3.4.3 Scenarios where caching is not appropriate
(generated by chatgpt)
- High data real-time requirements: If the data real-time requirements are high and need to be updated in a timely manner, then caching cannot be used. Examples include online payment systems, stock trading systems, etc.
- Cache update cost is high: there are some data update frequency is very high, and each update needs to pay a high price, in this case the use of cache instead of reducing performance, because the cache needs to be updated in a timely manner, the high cost of updating will lead to a lower cache hit rate. For example, live video system, game ranking system.
- High business complexity: There are some businesses that involve interactions between multiple systems with high business complexity, plus the cache also needs to consider the cache consistency and update strategy, which in turn will increase system complexity. For example, distributed transaction systems, complex financial transaction systems and so on.
- Low access: For applications with low access, the use of caching does not significantly improve performance, but adds additional system complexity and development costs. Examples include internal management systems, small portals, etc.
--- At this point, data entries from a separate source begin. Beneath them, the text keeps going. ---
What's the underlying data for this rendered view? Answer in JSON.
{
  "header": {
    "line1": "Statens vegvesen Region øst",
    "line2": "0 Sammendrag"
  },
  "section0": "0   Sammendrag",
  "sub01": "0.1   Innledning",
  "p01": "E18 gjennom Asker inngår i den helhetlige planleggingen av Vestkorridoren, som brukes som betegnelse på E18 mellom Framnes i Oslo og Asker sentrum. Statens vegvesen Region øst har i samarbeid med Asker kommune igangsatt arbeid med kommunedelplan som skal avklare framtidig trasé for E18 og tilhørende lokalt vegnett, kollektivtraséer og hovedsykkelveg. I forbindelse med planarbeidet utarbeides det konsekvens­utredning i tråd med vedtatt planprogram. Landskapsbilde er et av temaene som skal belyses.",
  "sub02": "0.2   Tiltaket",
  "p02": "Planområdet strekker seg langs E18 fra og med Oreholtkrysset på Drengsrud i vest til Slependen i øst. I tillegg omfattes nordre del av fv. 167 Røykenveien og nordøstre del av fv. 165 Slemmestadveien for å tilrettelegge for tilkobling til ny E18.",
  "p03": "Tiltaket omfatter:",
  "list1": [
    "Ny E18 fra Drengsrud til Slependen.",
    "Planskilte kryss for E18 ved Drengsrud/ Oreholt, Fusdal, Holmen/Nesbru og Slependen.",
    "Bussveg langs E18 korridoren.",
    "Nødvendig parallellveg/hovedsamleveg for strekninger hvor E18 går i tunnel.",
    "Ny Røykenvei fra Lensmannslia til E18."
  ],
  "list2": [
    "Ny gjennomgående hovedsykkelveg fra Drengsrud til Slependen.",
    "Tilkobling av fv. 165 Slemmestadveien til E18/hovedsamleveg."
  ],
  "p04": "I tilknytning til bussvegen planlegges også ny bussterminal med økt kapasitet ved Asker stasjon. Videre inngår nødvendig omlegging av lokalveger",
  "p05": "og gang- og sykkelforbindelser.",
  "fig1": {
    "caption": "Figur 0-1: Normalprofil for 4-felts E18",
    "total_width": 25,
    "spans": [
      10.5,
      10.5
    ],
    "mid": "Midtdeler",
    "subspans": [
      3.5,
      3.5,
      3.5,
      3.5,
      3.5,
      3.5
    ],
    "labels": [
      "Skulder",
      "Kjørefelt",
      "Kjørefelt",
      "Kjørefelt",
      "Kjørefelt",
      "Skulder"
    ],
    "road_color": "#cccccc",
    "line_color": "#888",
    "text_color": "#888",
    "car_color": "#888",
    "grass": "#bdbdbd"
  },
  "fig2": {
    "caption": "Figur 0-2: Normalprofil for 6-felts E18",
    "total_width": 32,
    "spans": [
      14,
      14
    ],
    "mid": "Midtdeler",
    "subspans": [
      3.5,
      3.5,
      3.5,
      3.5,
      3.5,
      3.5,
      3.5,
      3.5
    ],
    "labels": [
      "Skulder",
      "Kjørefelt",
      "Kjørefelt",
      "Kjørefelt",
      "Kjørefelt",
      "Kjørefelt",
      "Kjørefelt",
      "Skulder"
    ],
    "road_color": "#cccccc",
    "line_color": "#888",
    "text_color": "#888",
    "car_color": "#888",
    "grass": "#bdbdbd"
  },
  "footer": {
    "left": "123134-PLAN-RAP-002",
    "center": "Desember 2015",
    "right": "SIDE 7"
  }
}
During the design phase, be sure to think ahead about how you will use caching.
3.5 Avoid returning too much data at once
Adverse effects:
Elevated JVM memory footprint when constructing return requests
Long interface response times lead to elevated RTs
network bandwidth usage
May exceed the limitations of the browser, server configuration (HTTP protocol itself does not limit the size)
4. Elimination of erroneous interfaces
Error rate statistics caliber: the interface return value is not 2XX.
Therefore, you only need to handle the exception within the application, and return HttpStatus=200 externally, and the code, suitess in the Result class will be returned according to the actual situation, and will not be counted in the error rate.
Special case: some SEO specifications, can not find the data interface to be processed to return 404.